PRINTABLE VERSION   EMAIL TO A FRIEND   RSS FEEDS 19:16 UK, 18th Apr 2014, by Agrimoney.com
Kernel's grain exports soar despite Ukraine crisis

Kernel Holding supported ideas of Ukraine grain exports defying the country's crisis, revealing a doubling in grain sales volumes, and a sharp rise in exports too.

The Ukraine-based sunseed crusher-to-crop exporter said that its export terminals handled 1.03m tonnes of grain in the first three months of 2014, a rise of two-thirds year on year, despite the country's political turmoil.

Although this number included some 221,000 tonnes handled through Russia's Taman port, where Kernel has a 50% stake in the grain transhipment facility, even excluding these volumes export throughput rose 38% to 817,000 tonnes.

The continued strength in Ukraine's grain supplies, which is backed by government data, was also evident in the company's sales in the quarter, which doubled to 1.31m tonnes.

'Favourable price environment'

Kernel said that trade was supported by "record production", a reference to the country's bumper grains crop last year, and strong exports, "along with farmers actively selling their stock in the favourable price environment".

The weakness of the hryvnia for much of this year has raised the value, in local currency terms, of crops, which are traded internationally in dollars.

Some observers say some recent stabilisation in the currency has reduced the appetite of farmers to hoard crop, as a hedge against further hryvnia depreciation, rather than sell.

Indeed, Agritel noted that the "impact on the domestic [grains] market did not take long" from a recovery in the hryvnia's exchange rate this week to 11.4 to $1, from 13 to $1.

On Wednesday alone, "corn prices lost around 300 hryvnia from 2,000-2,100 hryvnia a tonne".

'Lack of finance'

Kernel added that "since the severe political crisis in Ukraine that began in November, the company to date has been operating in a normal course of business both in Ukraine and Russia".

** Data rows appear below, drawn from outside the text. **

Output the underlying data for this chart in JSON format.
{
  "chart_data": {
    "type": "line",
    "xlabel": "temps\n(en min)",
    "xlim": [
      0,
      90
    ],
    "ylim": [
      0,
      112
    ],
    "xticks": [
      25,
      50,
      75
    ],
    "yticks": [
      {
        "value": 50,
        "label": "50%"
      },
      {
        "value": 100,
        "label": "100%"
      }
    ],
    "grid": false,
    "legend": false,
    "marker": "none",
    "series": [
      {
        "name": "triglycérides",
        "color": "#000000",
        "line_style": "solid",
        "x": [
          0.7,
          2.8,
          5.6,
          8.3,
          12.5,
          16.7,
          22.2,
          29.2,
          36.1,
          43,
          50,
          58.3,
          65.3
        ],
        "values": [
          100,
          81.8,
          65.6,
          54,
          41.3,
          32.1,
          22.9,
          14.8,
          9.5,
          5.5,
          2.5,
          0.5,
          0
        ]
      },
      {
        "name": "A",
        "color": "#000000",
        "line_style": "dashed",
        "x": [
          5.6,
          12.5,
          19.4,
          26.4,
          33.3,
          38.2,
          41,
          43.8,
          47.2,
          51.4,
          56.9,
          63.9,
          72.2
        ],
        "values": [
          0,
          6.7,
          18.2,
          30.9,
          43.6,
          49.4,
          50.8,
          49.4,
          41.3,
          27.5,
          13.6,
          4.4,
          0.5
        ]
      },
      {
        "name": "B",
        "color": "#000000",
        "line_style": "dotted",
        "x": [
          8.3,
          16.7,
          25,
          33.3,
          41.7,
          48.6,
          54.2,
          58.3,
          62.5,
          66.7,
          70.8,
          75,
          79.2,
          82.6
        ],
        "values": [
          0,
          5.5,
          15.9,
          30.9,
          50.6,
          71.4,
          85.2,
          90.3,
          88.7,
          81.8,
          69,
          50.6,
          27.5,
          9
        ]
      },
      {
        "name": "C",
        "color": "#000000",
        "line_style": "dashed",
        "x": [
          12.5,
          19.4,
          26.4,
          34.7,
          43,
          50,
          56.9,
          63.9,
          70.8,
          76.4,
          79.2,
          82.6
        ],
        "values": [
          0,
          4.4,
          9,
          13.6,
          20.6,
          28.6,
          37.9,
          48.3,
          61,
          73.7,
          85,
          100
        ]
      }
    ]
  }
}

Nonetheless, there are continued expectations of the crisis curtailing this year's harvest, in raising financing costs, and reducing farmers willingness to spend on inputs such as seed, fertilizer and agrichemicals.

"Lack of finance is likely to result in more home-saving of corn seed rather than buying better imported supplies," traders at a major European commodities house said.

"Likewise, although Ukrainian arable production is essentially low input, less fertiliser and seed is likely to be used."

Analysts are forecasting a drop in output of some 10-20% year on year, the traders said.